Ah! when the hair is thin and shot with grey,
And he who wears it has a mournful sense
That he is growing old before his time,
How trying then to such a one must be
The apparition of his former self
Arrayed with strength and love, and joy, and hope,
And radiant with those aspirations young
That flood with light the face, what time our blood
Is full of spring's abundant light and fire,
And lusty as the green September sap!

While sitting near the dream of what he was
And musing on the fact of what he is ,
The soft dead days before him, one by one,
Float, dim as Banquo's issue in the play;
And these with thin sad voices seem to say —
" We too were part of thee: we each are waifs —
Pale perished waifs of thee, and Love, and Youth. "
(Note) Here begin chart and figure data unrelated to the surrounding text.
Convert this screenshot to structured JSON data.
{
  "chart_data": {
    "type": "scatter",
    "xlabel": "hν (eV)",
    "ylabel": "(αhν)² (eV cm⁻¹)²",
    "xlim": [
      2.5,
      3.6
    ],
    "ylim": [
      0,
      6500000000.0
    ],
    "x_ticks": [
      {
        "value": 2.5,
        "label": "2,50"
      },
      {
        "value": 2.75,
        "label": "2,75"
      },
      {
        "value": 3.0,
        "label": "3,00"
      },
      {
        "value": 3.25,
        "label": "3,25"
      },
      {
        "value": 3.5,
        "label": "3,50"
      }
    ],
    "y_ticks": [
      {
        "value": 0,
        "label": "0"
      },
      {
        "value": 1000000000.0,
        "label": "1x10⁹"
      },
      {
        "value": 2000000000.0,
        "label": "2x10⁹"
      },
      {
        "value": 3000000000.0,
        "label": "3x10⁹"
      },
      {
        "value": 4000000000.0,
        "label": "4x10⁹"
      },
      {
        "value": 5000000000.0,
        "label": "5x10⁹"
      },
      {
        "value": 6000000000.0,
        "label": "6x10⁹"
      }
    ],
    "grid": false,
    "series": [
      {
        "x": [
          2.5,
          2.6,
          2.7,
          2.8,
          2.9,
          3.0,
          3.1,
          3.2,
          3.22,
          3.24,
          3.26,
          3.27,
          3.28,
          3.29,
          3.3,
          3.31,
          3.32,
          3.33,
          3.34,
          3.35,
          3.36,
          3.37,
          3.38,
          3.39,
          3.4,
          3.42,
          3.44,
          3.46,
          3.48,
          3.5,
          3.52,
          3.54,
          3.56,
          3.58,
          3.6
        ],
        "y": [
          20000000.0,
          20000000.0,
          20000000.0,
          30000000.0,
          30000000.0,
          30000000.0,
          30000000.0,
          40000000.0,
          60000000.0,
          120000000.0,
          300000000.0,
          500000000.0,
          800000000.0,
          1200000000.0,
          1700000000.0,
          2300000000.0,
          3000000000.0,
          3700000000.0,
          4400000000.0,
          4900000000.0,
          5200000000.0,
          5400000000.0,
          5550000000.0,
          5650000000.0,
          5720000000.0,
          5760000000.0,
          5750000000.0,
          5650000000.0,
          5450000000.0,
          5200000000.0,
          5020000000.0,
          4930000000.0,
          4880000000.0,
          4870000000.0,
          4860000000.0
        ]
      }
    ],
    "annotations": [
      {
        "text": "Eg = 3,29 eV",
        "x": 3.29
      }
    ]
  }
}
Nor come the days alone. Old spots — old scenes,
Sweet-coloured places in another land
Untrodden by his feet for many years,
As in a dream-scape, grow upon his sight,
Like alienated beauty. Then it is
He makes a darkness with his hollowed hands
About his faded face; and then it is
He fain would find some Lethe which would bring
That state of rest and great forgetfulness
In which the Past with all its lights and shade
Is wholly drowned and nothing comes to vex
The soul with hints of sorrow born of death,
Or broken hopes, or disappointed loves.

At nightfall, darling, after days austere,
Before the moody fragments of my fire,
I often sit alone and think of you;
And though I know that now these thoughts are sin,
And though the shadow of another stands
Between us twain, and though I keenly feel
How much you wronged me in deceptive days,
I have no power to kill a lawless love,
And cannot choose but call you darling still.
Ah, Maud! there is no passion like the first:
I feel it when I breathe your slow sweet name,
I know it when I hear the songs you loved,
It burns me when I pass you in the street;
In all my dreams your shadow floats about,
In all my walks your presence fills the time,
In all my verse there is a trace of you;
And, since our alienation, I have felt
That sense of loss which never leaves a man,
But kills his pleasure in the glad green earth,
And spills his love for God's most perfect days,
And makes him tired and sick of all that is.